More and more, all musical decisions I make with groups I play with happen nonverbally. I don’t know if it’s a process, but I know empathy is a big part of that communication.

Who in the band looks tired? Who probably has something to say that hasn’t come out yet? Who should start the next piece? Am I leading too much and therefore silencing someone else’s voice? Or not enough? Does the audience look bored? Are the band members bored?

There are many descriptions of the ideal state of mind for being creative. What is it like for you? In which way is it different between your solo work and collaborations?

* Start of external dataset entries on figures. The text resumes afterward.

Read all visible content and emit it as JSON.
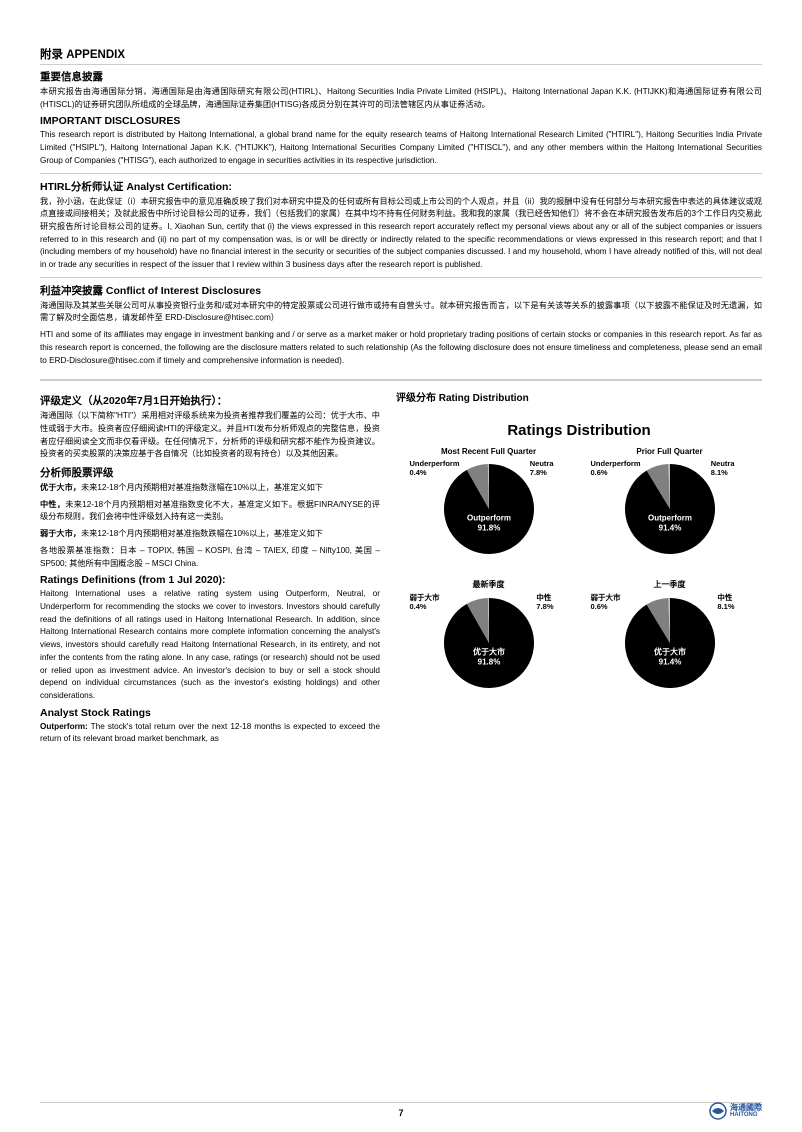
{
  "appendix": {
    "title": "附录 APPENDIX",
    "important_cn_title": "重要信息披露",
    "important_cn_body": "本研究报告由海通国际分销，海通国际是由海通国际研究有限公司(HTIRL)、Haitong Securities India Private Limited (HSIPL)、Haitong International Japan K.K. (HTIJKK)和海通国际证券有限公司(HTISCL)的证券研究团队所组成的全球品牌，海通国际证券集团(HTISG)各成员分别在其许可的司法管辖区内从事证券活动。",
    "important_en_title": "IMPORTANT DISCLOSURES",
    "important_en_body": "This research report is distributed by Haitong International, a global brand name for the equity research teams of Haitong International Research Limited (\"HTIRL\"), Haitong Securities India Private Limited (\"HSIPL\"), Haitong International Japan K.K. (\"HTIJKK\"), Haitong International Securities Company Limited (\"HTISCL\"), and any other members within the Haitong International Securities Group of Companies (\"HTISG\"), each authorized to engage in securities activities in its respective jurisdiction.",
    "analyst_cert_title": "HTIRL分析师认证 Analyst Certification:",
    "analyst_cert_body": "我，孙小涵，在此保证（i）本研究报告中的意见准确反映了我们对本研究中提及的任何或所有目标公司或上市公司的个人观点，并且（ii）我的报酬中没有任何部分与本研究报告中表达的具体建议或观点直接或间接相关；及就此报告中所讨论目标公司的证券，我们（包括我们的家属）在其中均不持有任何财务利益。我和我的家属（我已经告知他们）将不会在本研究报告发布后的3个工作日内交易此研究报告所讨论目标公司的证券。I, Xiaohan Sun, certify that (i) the views expressed in this research report accurately reflect my personal views about any or all of the subject companies or issuers referred to in this research and (ii) no part of my compensation was, is or will be directly or indirectly related to the specific recommendations or views expressed in this research report; and that I (including members of my household) have no financial interest in the security or securities of the subject companies discussed. I and my household, whom I have already notified of this, will not deal in or trade any securities in respect of the issuer that I review within 3 business days after the research report is published.",
    "conflict_title": "利益冲突披露 Conflict of Interest Disclosures",
    "conflict_body_cn": "海通国际及其某些关联公司可从事投资银行业务和/或对本研究中的特定股票或公司进行做市或持有自营头寸。就本研究报告而言，以下是有关该等关系的披露事项（以下披露不能保证及时无遗漏，如需了解及时全面信息，请发邮件至 ERD-Disclosure@htisec.com）",
    "conflict_body_en": "HTI and some of its affiliates may engage in investment banking and / or serve as a market maker or hold proprietary trading positions of certain stocks or companies in this research report. As far as this research report is concerned, the following are the disclosure matters related to such relationship (As the following disclosure does not ensure timeliness and completeness, please send an email to ERD-Disclosure@htisec.com if timely and comprehensive information is needed)."
  },
  "ratings_def": {
    "title_cn": "评级定义（从2020年7月1日开始执行）：",
    "body_cn_1": "海通国际（以下简称\"HTI\"）采用相对评级系统来为投资者推荐我们覆盖的公司：优于大市、中性或弱于大市。投资者应仔细阅读HTI的评级定义。并且HTI发布分析师观点的完整信息，投资者应仔细阅读全文而非仅看评级。在任何情况下，分析师的评级和研究都不能作为投资建议。投资者的买卖股票的决策应基于各自情况（比如投资者的现有持仓）以及其他因素。",
    "analyst_ratings_cn_title": "分析师股票评级",
    "outperform_cn_label": "优于大市，",
    "outperform_cn": "未来12-18个月内预期相对基准指数涨幅在10%以上，基准定义如下",
    "neutral_cn_label": "中性，",
    "neutral_cn": "未来12-18个月内预期相对基准指数变化不大，基准定义如下。根据FINRA/NYSE的评级分布规则，我们会将中性评级划入持有这一类别。",
    "underperform_cn_label": "弱于大市，",
    "underperform_cn": "未来12-18个月内预期相对基准指数跌幅在10%以上，基准定义如下",
    "benchmarks_cn": "各地股票基准指数：日本 – TOPIX, 韩国 – KOSPI, 台湾 – TAIEX, 印度 – Nifty100, 美国 – SP500; 其他所有中国概念股 – MSCI China.",
    "title_en": "Ratings Definitions (from 1 Jul 2020):",
    "body_en": "Haitong International uses a relative rating system using Outperform, Neutral, or Underperform for recommending the stocks we cover to investors. Investors should carefully read the definitions of all ratings used in Haitong International Research. In addition, since Haitong International Research contains more complete information concerning the analyst's views, investors should carefully read Haitong International Research, in its entirety, and not infer the contents from the rating alone. In any case, ratings (or research) should not be used or relied upon as investment advice. An investor's decision to buy or sell a stock should depend on individual circumstances (such as the investor's existing holdings) and other considerations.",
    "analyst_en_title": "Analyst Stock Ratings",
    "outperform_en_label": "Outperform:",
    "outperform_en": " The stock's total return over the next 12-18 months is expected to exceed the return of its relevant broad market benchmark, as"
  },
  "distribution": {
    "header": "评级分布 Rating Distribution",
    "chart_title": "Ratings Distribution",
    "charts": [
      {
        "top_label": "Most Recent Full Quarter",
        "bottom_label": "91.8%",
        "slices": [
          {
            "name": "Outperform",
            "value": 91.8,
            "color": "#000000",
            "label": "Outperform",
            "pct": "91.8%"
          },
          {
            "name": "Neutral",
            "value": 7.8,
            "color": "#808080",
            "label": "Neutra",
            "pct": "7.8%"
          },
          {
            "name": "Underperform",
            "value": 0.4,
            "color": "#bfbfbf",
            "label": "Underperform",
            "pct": "0.4%"
          }
        ],
        "label_color": "#ffffff",
        "main_seg_text": "Outperform"
      },
      {
        "top_label": "Prior Full Quarter",
        "bottom_label": "91.4%",
        "slices": [
          {
            "name": "Outperform",
            "value": 91.4,
            "color": "#000000",
            "label": "Outperform",
            "pct": "91.4%"
          },
          {
            "name": "Neutral",
            "value": 8.1,
            "color": "#808080",
            "label": "Neutra",
            "pct": "8.1%"
          },
          {
            "name": "Underperform",
            "value": 0.6,
            "color": "#bfbfbf",
            "label": "Underperform",
            "pct": "0.6%"
          }
        ],
        "label_color": "#ffffff",
        "main_seg_text": "Outperform"
      },
      {
        "top_label": "最新季度",
        "bottom_label": "91.8%",
        "slices": [
          {
            "name": "优于大市",
            "value": 91.8,
            "color": "#000000",
            "label": "优于大市",
            "pct": "91.8%"
          },
          {
            "name": "中性",
            "value": 7.8,
            "color": "#808080",
            "label": "中性",
            "pct": "7.8%"
          },
          {
            "name": "弱于大市",
            "value": 0.4,
            "color": "#bfbfbf",
            "label": "弱于大市",
            "pct": "0.4%"
          }
        ],
        "label_color": "#ffffff",
        "main_seg_text": "优于大市"
      },
      {
        "top_label": "上一季度",
        "bottom_label": "91.4%",
        "slices": [
          {
            "name": "优于大市",
            "value": 91.4,
            "color": "#000000",
            "label": "优于大市",
            "pct": "91.4%"
          },
          {
            "name": "中性",
            "value": 8.1,
            "color": "#808080",
            "label": "中性",
            "pct": "8.1%"
          },
          {
            "name": "弱于大市",
            "value": 0.6,
            "color": "#bfbfbf",
            "label": "弱于大市",
            "pct": "0.6%"
          }
        ],
        "label_color": "#ffffff",
        "main_seg_text": "优于大市"
      }
    ],
    "pie_radius": 45,
    "background": "#ffffff",
    "ann_fontsize": 7.5
  },
  "footer": {
    "page": "7",
    "brand_cn": "海通國際",
    "brand_en": "HAITONG",
    "brand_color": "#2a5599"
  }
}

Full engagement. That’s how I’d describe the ideal state of mind. Whatever it takes to be fully engaged with the music is what we need to do.

Fortunately in my experience, the music and process of making the music always pulls me into the right state of mind even if I start out distracted, distressed, tired, hungry, or sick.

I think if I were to play solo more, this would be a much bigger challenge.

In a way, improvisations remind us of the transitory nature of life. What, do you feel, can music and improvisation express and reveal about life and death?

Freely composed pieces are like Tibetan buddhist sand mandalas. They’re created and then they’re gone. The pieces don’t carry the baggage of pride. Nobody will recognize them. They won’t become standards. Nobody else will ever learn to play them. And if not recorded, only those present for the performance will ever get to hear them.

There’s a freedom in impermanence. And the pain that comes from wanting to cling. Improvisation expresses this in the same way the sand mandala does. Tibetan monks immediately destroy their sand mandalas after painstakingly creating them as a symbol of impermanence and a reminder that everything is transitory.